There is an increasing amount of activity going on outside of London as well. Prologis launching the sale of a £435M UK logistics portfolio is big but perhaps unsurprising, given how well the industrial sector has performed even during the lockdown.

Of greater note is the sale of Aeon’s 240K SF Edinburgh HQ to Hyundai Asset Management for £167M, one of the first significant UK deals by a Korean investor outside of London. 

Hassan said that on the buy side, investors had in recent weeks managed to look beyond the current uncertainty, and the imperative to spend that existed before the lockdown has not gone away. If you’re a company with £100M of capital that you need to deploy, you might get £4M of income from real estate, but you’re getting nothing if that money sits in the bank: Investors see that as £4M lost, he said. 

“If you buy real estate with long income that with a good covenant and your plan is to hold long term, the likelihood is that yields will go up and down during that time and there will be events over that period that we cannot predict today. However, if the real estate is good and the tenant can afford to keep paying the rent, then you feel secure.”

Perhaps more interesting is the attitude of sellers — after all, if no one is willing to sell, there is no market to be made. Hassan said the increasing pressure building up among buyers is giving sellers comfort they can achieve their pricing ambitions. 
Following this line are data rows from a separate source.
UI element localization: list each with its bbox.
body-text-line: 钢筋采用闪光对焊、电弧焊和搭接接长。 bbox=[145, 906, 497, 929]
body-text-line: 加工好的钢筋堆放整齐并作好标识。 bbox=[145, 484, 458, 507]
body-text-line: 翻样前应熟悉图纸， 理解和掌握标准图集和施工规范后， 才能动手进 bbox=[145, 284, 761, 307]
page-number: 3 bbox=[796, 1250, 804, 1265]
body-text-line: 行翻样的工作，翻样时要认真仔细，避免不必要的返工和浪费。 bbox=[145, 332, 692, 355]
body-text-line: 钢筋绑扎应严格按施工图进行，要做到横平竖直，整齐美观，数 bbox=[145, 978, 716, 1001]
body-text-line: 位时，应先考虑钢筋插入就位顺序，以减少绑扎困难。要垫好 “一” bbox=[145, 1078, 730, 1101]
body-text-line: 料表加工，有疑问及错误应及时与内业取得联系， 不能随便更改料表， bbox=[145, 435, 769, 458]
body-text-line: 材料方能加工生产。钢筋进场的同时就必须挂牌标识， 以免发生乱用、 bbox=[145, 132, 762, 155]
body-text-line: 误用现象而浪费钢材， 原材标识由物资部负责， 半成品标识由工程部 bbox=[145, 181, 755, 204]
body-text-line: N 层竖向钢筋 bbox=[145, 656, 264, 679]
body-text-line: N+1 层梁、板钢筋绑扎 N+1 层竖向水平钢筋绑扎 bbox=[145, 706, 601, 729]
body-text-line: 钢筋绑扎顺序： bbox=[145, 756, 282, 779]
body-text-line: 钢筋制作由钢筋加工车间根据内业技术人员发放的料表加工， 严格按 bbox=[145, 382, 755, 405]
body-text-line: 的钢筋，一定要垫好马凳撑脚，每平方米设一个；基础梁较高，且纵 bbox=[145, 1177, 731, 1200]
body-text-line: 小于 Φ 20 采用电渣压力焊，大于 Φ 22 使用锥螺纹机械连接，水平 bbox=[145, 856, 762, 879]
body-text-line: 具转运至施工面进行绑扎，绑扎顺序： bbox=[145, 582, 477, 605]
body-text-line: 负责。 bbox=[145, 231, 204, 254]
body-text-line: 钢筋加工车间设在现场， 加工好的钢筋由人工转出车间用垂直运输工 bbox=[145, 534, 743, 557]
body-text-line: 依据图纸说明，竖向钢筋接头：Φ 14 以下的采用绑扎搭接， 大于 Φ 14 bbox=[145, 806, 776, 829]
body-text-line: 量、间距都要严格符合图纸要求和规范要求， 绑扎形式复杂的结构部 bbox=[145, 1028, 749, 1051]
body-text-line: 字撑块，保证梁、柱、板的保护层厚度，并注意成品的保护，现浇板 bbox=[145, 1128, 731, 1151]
“There are a large number of investors of all different types who have done very few or no transactions over the last six months now. There comes a point where some start needing to find a way to deploy capital,” he said. “In an environment where there is very little to buy, potential sellers are starting to get the confidence that they are going to get a lot of interest and a good reception if they do release something to the market. And if they don’t get the price they want, they don’t have to sell.”

Real estate does not have the hive mind that controls fish or insects: Within the wider species of investors, there are myriad motivations guiding an individual’s actions. But it can have the same result: Investors in London are on the move.